FreewayPero lo que Friedkin hace no es relevante porque filme con un plano frontal a un tipo en pelotas;  porque ponga a los tres protagonistas primero en un vestuario, después en un gimnasio y al final en un sauna compitiendo por ver quién se hace más el macho; porque uno de los dos policías trate de convencer al otro de tirarse desde un puente con una soga atada al pie diciéndole que una vez superado el miedo está todo bien y se te pone dura, mientras entra un sacerdote a traerles leche en medio de la vigilancia de incógnito que hacen desde una iglesia; ni porque filme el plano de un beso con dos actores hombres y el contra plano de ese mismo beso con un actor y una actriz simulando ser los mismos personajes, en un desdoblamiento cuya audacia formal tiene connotaciones metalingüísticas fabulosas. La clave del asunto está en la frase que Dafoe le dice al traidor después de dispararle en los huevos y antes de pegarle con una estatuilla fálica o totémica proveniente de Camerún: “Tenés el gusto en el culo”. Eso es Friedkin, el cineasta del gusto en el culo, que no tiene nada que ver con el mal gusto (esa estatuilla africana es usada justo después que un par de sobre encuadres armara un plano cubista, de modo que Picasso y su fuente de inspiración son la clave de lectura estética de una misma escena), sino con el poder más allá de la identidad sexual o de los hábitos genitales, con la voluntad de poder y todas sus manifestaciones privadas y públicas, organizadoras de la vida afectiva individual tanto como de las políticas de un imperio. Friedkin debe de ser, con David Cronenberg, el más explícito cineasta contemporáneo de lo anal político trabajando más o menos adentro de la industria cinematográfica.

Nikki-Giovanni-001Con Soledad Castro, montajista y realizadora, mantuvimos esta conversación a propósito del lugar que ocupa un poema de Nikki Giovanni en la película de Friedkin y de un par de cosas más.

Soledad Castro: Estaba escuchando a Aretha Franklin cantando «you make me feel like a natural woman» y me acordé de Nikki Giovanni y su poema Revolutionary Dreams. La canción pone el sentido en el otro, en el tipo, pero está esta idea «of being a natural woman» que es un poco oscura en su significado.

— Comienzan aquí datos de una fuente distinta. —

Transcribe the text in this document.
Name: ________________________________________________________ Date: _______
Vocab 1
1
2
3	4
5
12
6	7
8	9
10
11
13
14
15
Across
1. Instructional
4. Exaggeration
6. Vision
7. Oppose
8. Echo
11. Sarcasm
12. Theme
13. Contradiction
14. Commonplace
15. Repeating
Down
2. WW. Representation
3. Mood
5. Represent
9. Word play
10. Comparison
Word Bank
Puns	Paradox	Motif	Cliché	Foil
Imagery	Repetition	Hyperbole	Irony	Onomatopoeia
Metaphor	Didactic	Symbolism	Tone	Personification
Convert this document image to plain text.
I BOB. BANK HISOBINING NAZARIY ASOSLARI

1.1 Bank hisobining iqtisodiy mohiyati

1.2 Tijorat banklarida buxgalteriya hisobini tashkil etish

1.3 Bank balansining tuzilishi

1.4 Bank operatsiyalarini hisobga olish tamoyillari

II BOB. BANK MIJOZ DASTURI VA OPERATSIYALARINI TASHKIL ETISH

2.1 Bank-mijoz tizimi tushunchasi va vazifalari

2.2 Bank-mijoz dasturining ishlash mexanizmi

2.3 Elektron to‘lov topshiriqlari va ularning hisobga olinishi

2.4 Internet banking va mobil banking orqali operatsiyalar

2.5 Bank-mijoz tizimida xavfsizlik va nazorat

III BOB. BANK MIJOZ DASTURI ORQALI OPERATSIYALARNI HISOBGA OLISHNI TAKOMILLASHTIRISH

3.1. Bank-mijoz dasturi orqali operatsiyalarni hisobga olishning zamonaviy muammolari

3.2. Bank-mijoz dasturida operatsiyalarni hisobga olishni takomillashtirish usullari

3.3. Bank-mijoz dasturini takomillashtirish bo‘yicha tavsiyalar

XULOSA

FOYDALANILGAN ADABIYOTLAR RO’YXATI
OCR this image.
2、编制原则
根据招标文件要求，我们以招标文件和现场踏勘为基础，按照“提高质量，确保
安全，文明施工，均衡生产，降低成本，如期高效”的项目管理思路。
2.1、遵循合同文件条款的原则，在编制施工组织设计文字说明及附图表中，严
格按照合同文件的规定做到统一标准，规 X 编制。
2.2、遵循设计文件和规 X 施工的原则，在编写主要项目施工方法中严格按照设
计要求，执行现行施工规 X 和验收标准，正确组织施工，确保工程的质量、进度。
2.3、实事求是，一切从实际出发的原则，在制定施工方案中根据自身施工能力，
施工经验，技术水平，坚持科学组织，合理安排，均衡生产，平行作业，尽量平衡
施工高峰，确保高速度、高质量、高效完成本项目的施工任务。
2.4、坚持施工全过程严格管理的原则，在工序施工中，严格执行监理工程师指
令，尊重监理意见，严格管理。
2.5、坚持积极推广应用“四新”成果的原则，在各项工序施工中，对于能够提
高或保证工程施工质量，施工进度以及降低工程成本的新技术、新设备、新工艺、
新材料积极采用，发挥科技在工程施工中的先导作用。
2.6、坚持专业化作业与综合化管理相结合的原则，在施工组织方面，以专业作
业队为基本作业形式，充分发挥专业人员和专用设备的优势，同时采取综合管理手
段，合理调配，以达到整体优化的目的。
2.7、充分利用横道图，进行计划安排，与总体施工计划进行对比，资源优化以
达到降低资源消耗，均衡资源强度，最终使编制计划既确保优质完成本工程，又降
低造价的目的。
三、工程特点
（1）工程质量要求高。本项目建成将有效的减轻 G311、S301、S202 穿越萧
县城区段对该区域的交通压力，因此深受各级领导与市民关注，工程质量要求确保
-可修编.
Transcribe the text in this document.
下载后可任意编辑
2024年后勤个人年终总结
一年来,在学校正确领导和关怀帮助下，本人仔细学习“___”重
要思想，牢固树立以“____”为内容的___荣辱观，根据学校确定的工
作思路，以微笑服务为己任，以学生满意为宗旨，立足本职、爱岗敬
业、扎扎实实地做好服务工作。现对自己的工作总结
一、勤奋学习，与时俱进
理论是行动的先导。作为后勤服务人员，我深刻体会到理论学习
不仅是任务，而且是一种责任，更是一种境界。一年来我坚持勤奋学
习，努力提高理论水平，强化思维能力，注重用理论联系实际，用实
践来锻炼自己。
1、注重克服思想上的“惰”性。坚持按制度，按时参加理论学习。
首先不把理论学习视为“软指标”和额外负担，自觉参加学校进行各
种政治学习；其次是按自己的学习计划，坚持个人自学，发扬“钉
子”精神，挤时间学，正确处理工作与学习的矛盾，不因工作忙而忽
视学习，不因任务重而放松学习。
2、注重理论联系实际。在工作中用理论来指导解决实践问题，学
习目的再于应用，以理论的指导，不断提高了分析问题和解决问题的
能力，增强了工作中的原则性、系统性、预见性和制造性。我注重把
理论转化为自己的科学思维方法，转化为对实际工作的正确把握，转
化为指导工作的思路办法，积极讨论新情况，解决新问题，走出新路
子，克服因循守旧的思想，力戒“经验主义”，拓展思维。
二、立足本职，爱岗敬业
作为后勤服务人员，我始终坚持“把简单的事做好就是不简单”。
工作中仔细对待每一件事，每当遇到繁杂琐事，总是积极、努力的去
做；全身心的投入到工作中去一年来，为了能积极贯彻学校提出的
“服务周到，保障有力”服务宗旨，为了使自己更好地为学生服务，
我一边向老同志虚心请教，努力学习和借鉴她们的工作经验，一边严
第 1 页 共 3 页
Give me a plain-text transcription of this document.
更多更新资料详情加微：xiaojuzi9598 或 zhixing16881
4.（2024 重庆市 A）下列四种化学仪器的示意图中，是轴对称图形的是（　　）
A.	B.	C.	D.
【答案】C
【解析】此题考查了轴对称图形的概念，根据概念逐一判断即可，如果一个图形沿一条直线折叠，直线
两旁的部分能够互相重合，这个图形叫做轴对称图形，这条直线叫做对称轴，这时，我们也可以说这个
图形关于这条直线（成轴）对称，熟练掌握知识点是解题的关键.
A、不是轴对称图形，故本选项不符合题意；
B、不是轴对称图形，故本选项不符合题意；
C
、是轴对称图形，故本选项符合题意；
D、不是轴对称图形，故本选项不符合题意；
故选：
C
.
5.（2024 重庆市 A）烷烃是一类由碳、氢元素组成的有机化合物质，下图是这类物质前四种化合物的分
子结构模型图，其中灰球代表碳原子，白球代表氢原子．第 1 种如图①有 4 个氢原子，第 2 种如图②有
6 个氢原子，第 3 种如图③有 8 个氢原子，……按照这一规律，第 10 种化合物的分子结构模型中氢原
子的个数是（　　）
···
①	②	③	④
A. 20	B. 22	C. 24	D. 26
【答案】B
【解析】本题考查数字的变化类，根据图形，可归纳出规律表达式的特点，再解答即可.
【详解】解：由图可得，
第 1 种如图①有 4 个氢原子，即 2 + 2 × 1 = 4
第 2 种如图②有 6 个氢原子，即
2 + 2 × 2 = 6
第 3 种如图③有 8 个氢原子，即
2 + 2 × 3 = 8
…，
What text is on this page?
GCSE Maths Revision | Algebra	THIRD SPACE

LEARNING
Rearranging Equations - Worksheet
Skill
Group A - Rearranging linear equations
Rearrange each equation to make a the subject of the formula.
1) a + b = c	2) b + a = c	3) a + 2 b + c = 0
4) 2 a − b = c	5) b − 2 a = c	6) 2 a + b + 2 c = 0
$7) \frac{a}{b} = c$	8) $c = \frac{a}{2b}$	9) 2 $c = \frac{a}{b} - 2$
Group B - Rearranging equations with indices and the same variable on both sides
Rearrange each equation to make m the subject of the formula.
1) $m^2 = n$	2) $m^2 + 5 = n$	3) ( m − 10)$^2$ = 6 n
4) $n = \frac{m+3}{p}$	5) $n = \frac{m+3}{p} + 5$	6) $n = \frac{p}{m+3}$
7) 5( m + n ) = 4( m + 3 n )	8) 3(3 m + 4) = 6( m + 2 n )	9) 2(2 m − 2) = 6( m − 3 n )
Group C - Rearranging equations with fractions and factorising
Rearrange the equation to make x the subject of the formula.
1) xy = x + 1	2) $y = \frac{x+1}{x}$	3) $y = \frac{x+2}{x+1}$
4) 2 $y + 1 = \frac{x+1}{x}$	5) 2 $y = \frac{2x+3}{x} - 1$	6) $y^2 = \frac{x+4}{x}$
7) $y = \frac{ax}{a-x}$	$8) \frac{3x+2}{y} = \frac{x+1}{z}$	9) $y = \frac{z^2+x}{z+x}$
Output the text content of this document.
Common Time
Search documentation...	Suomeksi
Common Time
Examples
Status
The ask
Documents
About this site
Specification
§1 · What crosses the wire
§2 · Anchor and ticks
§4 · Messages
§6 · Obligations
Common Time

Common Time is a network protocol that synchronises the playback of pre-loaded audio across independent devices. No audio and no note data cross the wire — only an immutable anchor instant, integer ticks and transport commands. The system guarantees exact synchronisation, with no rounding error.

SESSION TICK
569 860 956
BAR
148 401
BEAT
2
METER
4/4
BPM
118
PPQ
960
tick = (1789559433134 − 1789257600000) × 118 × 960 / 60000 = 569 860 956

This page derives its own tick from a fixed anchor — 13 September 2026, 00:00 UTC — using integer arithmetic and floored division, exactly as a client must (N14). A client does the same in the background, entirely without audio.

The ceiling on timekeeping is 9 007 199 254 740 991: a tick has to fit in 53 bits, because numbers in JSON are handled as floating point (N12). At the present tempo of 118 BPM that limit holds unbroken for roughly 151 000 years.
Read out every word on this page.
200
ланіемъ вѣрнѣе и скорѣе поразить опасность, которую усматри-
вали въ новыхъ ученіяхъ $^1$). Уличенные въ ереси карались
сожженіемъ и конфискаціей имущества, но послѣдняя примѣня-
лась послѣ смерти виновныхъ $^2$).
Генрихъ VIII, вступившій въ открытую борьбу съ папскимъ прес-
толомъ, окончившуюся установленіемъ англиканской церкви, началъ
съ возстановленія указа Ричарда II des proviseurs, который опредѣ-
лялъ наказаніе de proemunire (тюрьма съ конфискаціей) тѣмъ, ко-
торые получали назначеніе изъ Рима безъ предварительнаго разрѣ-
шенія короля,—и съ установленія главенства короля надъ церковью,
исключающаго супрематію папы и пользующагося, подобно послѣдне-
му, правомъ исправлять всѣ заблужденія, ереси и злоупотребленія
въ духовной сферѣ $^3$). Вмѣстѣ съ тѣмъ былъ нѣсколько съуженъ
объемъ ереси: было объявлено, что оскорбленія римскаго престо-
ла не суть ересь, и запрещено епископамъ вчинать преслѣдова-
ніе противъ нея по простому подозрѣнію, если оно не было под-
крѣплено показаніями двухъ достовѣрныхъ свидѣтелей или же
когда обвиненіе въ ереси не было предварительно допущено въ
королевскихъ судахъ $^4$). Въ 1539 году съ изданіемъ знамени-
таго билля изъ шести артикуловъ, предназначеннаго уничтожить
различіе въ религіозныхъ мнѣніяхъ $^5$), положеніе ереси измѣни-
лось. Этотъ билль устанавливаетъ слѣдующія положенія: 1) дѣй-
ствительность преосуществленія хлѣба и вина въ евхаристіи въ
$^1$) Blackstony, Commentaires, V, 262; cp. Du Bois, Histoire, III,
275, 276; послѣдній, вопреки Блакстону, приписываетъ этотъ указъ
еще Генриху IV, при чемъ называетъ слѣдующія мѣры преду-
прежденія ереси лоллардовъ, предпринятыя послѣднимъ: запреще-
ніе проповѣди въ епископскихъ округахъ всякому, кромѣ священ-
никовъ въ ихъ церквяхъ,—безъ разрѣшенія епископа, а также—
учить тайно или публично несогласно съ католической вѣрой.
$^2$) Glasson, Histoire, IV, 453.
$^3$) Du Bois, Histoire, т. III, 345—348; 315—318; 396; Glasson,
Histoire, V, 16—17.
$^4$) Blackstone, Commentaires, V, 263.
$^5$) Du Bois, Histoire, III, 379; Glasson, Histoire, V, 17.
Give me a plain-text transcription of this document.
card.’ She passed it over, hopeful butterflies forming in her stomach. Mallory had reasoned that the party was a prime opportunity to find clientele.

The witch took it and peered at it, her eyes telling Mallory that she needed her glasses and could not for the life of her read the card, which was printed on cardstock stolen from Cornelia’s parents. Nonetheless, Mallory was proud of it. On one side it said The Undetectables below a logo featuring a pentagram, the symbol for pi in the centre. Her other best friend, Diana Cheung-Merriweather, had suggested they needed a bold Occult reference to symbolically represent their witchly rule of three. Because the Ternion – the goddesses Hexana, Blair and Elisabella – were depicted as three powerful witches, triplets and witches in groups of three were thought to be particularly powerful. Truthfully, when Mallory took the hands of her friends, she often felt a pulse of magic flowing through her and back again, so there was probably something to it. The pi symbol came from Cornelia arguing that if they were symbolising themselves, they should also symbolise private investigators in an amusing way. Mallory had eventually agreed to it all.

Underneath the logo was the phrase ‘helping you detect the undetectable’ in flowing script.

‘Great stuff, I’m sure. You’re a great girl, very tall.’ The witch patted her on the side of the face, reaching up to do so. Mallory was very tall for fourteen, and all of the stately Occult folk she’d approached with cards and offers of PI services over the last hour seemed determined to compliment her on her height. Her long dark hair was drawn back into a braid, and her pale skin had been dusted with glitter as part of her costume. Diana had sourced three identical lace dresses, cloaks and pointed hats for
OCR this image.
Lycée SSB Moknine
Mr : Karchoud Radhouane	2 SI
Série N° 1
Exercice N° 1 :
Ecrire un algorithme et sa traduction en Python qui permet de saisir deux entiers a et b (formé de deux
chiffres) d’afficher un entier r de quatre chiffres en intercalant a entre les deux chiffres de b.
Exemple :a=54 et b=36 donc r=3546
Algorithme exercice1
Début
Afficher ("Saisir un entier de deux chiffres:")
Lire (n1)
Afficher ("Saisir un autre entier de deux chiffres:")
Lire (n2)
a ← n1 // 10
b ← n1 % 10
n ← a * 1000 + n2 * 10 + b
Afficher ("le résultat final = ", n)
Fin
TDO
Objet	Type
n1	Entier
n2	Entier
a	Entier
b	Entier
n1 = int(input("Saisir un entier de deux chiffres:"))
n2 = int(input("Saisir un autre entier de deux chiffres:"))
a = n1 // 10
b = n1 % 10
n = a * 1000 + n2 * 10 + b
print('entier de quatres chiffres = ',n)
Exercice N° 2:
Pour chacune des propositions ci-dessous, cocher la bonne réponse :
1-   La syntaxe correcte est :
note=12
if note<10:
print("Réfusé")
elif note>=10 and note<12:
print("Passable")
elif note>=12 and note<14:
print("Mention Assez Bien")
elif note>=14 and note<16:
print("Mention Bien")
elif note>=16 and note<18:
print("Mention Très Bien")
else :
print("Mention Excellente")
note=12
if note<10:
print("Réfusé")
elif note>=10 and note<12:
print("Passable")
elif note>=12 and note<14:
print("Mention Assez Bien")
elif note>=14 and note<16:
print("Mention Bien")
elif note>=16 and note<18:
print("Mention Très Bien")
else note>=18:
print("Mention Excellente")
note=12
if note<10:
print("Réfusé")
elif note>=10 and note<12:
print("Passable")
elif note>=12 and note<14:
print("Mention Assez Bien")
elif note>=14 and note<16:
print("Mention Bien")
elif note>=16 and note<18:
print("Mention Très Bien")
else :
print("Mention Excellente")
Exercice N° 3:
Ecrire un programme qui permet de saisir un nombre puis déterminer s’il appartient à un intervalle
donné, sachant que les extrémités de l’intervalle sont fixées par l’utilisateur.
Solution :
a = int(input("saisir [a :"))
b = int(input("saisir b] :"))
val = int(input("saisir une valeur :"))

Marcos Vieytes: La idea de ‘naturalidad’ es oscura, bastante difícil de asimilar en el presente, y a menudo ha sido usada por el lado más retrógrado y reaccionario de la sociedad. A su vez, hay algo balsámico en ella, o en la creencia de un orden dado en el que todo es como tiene que ser.

SC: El final…

then i awoke and dug

that if i dreamed natural dreams

of being a natural woman

doing what a woman does

when shes natural

i would have a revolution

…va de lo general a lo particular, como si el sueño del cambio colectivo (el sueño político, pesado, de cambiar el mundo) se jugara en la intimidad.

6854611Ese es un pensamiento muy femenino, por cierto. No sé si no tiene algo de reaccionario, es rara la relación con el «orden dado». Creo que es ambiguo porque lo que no sabemos es qué signo tiene esa «revolution» que ella experimenta al final (siempre posible, siempre condicional). Si eso que descubre («then i awoke and dug»; dug es el pasado de dig, excavar, escarbar, profundizar) y es una revolución para ella -soñar sueños «naturales», de ser una «mujer natural» haciendo lo que hace una mujer cuando es «natural»- es lo que puede hacer posible la concreción del sueño colectivo, o implica la desesperanza absoluta de no poder hacer más que eso: ser una mina natural.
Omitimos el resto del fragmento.